Improbable Masses

Alright, seems like its time to post the solution to the Impossible Masses problem.

First, there are two key realizations you need before you can solve the problem:
1. You may multiply the weights of all the masses by any constant and not have any effect on the puzzle
2. You may add any constant to the masses and not have any effect on the puzzle

The proofs of these are pretty simple, so I won't bother to do it.

So, first thing is that you use your power of a multiplicative constant to give all the masses integer mass (keep multiplying by denominators until you are there, basically). Next, you can use the additive constant to make one of the masses zero. Finally, you can halve all the masses as many times as it takes for there to be at least one weight with an odd mass (this step fails iff all the weights have the same mass). So, you have 11 integer masses and at least one of them is zero and at least one of them is odd.
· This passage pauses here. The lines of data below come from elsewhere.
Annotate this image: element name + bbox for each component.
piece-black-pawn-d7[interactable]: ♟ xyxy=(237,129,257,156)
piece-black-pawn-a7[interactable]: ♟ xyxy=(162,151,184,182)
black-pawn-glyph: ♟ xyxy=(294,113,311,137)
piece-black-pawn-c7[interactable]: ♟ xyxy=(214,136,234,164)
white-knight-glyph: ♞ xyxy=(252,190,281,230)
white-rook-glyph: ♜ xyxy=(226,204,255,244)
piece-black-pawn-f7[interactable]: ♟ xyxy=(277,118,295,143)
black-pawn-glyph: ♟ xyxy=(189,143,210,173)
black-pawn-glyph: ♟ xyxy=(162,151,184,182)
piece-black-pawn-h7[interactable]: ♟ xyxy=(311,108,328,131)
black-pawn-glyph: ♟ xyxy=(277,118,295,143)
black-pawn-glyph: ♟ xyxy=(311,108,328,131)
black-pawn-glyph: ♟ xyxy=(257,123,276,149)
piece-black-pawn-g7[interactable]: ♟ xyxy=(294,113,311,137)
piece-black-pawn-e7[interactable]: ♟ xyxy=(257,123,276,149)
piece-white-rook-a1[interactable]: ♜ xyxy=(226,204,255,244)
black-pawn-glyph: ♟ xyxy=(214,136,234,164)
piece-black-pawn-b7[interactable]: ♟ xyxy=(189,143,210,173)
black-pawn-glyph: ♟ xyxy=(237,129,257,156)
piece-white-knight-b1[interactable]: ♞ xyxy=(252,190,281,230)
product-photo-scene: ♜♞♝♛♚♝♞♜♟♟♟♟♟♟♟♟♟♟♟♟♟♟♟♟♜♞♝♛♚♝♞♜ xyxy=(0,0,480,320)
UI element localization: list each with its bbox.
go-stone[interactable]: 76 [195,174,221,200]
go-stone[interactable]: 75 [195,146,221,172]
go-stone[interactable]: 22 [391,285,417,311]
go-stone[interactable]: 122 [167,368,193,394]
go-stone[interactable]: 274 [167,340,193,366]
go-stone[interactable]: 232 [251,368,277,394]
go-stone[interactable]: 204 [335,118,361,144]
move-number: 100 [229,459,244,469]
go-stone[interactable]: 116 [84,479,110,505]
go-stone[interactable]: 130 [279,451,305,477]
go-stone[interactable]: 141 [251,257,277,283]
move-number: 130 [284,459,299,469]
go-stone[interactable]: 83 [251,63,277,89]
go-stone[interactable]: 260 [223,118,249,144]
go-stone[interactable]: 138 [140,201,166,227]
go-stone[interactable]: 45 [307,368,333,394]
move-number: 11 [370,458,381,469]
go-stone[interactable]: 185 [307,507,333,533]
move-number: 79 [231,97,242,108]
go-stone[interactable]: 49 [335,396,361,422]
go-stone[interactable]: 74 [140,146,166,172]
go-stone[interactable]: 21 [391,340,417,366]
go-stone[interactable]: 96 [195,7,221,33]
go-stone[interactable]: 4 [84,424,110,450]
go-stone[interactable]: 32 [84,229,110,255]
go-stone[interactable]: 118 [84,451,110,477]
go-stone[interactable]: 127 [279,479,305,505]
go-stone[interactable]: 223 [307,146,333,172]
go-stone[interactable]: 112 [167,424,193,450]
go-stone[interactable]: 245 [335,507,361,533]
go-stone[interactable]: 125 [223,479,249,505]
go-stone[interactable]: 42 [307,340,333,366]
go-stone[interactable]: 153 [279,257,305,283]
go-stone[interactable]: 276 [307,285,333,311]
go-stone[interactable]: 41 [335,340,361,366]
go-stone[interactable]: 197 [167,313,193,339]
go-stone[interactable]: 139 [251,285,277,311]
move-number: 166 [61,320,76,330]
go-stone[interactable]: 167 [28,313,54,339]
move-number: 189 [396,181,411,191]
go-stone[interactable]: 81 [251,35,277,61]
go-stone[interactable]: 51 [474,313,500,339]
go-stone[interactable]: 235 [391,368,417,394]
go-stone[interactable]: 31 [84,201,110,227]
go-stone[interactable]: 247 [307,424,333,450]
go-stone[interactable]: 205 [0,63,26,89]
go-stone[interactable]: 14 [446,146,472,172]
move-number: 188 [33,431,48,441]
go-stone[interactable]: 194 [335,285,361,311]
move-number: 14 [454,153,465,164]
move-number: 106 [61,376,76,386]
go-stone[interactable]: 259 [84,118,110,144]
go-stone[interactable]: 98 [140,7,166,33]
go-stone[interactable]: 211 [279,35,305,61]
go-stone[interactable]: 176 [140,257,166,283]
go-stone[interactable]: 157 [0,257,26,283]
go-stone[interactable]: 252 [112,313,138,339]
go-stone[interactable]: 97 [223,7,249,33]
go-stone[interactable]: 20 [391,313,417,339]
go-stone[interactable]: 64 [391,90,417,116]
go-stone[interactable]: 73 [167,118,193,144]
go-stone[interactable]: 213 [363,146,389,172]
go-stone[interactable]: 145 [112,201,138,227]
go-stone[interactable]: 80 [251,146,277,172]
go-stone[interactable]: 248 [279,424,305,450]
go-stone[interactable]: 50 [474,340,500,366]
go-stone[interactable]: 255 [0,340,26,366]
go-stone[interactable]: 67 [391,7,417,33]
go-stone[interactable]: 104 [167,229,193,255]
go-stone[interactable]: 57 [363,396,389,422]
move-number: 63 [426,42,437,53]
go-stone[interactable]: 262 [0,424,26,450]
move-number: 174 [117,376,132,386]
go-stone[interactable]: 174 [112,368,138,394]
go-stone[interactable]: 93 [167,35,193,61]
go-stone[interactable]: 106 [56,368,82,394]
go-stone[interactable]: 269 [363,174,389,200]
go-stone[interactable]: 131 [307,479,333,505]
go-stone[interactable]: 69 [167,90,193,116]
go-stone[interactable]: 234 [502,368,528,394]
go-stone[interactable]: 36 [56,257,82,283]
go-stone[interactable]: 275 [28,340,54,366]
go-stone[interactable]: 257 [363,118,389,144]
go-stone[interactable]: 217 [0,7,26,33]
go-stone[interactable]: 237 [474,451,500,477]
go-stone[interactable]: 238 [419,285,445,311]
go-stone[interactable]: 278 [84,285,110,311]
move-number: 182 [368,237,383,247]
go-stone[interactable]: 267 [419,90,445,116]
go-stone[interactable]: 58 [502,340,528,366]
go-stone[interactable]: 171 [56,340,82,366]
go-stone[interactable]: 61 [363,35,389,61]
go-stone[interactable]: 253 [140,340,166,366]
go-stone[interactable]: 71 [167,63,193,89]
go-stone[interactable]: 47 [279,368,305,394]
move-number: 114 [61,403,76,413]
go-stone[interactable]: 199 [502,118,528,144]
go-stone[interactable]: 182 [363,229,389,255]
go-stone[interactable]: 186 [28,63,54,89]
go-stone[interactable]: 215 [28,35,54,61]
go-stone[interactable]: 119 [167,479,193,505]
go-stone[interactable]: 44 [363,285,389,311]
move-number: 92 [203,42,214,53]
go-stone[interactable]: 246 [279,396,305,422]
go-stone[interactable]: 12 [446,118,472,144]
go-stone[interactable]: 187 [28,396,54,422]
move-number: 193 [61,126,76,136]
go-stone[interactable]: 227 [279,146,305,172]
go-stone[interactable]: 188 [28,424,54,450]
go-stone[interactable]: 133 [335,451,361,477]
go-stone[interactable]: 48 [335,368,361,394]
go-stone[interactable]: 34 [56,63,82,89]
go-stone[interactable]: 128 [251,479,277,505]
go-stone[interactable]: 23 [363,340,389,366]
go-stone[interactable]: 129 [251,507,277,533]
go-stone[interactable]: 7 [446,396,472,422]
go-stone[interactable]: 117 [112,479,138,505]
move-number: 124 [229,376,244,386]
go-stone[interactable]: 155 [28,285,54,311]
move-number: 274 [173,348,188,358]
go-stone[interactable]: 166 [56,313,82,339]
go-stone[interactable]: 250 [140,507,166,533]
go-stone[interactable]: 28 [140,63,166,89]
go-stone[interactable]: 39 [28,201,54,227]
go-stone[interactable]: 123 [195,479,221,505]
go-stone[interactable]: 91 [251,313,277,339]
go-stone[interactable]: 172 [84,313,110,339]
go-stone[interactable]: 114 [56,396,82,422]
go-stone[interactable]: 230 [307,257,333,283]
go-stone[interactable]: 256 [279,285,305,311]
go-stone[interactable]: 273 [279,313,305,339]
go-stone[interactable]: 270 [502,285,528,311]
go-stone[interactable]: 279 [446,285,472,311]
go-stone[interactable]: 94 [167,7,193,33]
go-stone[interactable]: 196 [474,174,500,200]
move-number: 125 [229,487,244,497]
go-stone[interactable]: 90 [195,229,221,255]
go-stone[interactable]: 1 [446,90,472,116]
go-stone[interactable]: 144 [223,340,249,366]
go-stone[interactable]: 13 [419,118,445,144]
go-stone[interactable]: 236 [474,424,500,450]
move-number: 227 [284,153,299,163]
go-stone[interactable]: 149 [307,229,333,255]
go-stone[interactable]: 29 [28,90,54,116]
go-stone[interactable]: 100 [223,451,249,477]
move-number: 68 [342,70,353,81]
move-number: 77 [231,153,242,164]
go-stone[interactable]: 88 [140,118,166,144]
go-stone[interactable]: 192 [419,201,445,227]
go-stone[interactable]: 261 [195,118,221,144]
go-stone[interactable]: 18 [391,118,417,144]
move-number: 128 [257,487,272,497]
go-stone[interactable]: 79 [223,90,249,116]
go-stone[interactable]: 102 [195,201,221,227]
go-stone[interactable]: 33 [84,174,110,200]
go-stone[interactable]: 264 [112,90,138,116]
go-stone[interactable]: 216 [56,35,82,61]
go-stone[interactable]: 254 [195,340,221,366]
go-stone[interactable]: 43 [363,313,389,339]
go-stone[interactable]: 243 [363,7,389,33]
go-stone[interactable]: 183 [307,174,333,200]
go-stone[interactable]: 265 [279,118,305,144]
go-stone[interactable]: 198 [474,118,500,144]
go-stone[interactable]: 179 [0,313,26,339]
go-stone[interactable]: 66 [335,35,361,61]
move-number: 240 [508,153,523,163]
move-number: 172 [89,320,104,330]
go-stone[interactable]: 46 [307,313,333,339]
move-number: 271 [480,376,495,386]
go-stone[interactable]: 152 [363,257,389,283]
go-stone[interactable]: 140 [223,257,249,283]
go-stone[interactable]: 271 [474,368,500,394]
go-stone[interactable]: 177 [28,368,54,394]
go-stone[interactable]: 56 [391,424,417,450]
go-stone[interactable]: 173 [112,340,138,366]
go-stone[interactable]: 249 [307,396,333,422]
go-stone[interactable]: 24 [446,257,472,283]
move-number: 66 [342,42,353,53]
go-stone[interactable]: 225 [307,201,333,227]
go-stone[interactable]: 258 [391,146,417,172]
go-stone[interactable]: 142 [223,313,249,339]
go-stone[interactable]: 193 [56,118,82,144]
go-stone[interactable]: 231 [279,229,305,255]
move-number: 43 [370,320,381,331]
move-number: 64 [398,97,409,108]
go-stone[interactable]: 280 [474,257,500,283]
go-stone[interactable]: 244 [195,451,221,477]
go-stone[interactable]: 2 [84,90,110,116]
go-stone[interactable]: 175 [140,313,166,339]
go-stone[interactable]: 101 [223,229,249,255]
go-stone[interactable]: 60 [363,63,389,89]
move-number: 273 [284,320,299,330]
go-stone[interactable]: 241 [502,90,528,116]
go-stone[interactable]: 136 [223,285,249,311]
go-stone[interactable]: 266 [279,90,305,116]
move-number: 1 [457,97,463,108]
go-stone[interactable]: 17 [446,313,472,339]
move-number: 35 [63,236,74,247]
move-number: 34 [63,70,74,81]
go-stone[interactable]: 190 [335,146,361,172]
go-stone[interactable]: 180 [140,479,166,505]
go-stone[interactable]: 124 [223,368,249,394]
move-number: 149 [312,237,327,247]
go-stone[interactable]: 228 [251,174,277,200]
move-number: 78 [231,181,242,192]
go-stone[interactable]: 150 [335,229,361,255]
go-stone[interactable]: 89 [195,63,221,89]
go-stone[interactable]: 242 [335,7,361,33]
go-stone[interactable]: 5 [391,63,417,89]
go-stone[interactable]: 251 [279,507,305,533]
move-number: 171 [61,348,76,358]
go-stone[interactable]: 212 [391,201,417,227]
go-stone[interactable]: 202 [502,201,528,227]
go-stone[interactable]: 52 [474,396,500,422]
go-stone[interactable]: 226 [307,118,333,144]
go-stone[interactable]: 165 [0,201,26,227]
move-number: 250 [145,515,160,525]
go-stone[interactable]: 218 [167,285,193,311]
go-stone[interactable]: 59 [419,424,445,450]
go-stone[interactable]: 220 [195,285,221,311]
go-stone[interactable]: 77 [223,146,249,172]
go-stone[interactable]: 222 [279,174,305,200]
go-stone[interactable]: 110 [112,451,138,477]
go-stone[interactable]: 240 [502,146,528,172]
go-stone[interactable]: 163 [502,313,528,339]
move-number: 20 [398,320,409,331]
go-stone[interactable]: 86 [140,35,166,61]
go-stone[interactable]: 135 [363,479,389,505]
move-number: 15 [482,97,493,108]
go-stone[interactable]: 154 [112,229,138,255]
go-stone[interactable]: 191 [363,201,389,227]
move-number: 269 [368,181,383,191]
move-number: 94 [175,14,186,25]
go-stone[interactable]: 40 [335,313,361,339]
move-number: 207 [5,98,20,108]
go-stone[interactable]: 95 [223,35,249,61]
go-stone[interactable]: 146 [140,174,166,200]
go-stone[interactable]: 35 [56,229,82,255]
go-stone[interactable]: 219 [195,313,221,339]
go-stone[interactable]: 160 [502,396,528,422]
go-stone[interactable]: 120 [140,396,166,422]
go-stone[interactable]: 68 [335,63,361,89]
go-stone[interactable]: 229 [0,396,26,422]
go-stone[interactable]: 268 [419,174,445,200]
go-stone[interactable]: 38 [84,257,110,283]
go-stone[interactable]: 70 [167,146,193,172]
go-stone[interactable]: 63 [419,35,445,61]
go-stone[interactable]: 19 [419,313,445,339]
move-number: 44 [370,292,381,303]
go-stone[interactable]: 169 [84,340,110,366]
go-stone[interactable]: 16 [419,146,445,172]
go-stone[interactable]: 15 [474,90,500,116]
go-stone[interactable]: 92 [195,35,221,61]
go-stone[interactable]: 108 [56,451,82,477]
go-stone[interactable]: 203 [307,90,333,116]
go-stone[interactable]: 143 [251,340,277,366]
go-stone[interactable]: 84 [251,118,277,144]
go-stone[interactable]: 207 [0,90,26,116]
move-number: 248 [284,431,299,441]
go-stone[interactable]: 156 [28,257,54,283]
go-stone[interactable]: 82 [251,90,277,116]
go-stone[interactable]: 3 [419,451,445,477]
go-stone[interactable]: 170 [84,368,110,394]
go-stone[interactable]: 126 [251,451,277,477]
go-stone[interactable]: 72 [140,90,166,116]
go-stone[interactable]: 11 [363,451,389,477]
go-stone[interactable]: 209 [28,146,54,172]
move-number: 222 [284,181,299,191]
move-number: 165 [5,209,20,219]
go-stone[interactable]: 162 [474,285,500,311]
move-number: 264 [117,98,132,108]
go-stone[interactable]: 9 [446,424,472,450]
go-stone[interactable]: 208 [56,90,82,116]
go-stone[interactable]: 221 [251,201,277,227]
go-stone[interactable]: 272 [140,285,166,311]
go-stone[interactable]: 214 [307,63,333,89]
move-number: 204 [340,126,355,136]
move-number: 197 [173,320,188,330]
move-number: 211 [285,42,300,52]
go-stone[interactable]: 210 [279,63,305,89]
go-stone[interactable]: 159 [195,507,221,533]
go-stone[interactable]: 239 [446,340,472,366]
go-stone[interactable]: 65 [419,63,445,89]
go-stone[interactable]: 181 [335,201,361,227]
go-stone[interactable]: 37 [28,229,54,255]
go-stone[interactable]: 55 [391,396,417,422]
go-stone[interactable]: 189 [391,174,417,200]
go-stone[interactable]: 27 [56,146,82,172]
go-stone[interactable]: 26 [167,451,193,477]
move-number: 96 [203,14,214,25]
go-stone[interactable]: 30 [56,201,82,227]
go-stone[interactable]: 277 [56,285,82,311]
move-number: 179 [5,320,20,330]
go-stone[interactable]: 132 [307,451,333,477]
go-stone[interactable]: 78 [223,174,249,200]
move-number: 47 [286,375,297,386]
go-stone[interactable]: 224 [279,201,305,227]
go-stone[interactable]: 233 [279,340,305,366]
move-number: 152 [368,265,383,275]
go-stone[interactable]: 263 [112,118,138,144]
Now, remove the zero mass, the remaining ten can be divided into two groups with the same (integer) mass. Thus, the total mass remaining must be an even number. Thus the total mass even with the zero mass included must be an even number.

Now, remove the odd mass, the remaining ten can be divided into two groups with the same (integer) mass. But, the total mass of the weights left behind must be an odd number. This is a contradiction, proving the masses must all be the same.

In the case where the masses can be real, I believe the proof goes along the same lines, but I do not actually know it myself.

1 comment:

McAnerbot said...

That is a cute proof. Even after reading it, I had to think about it though.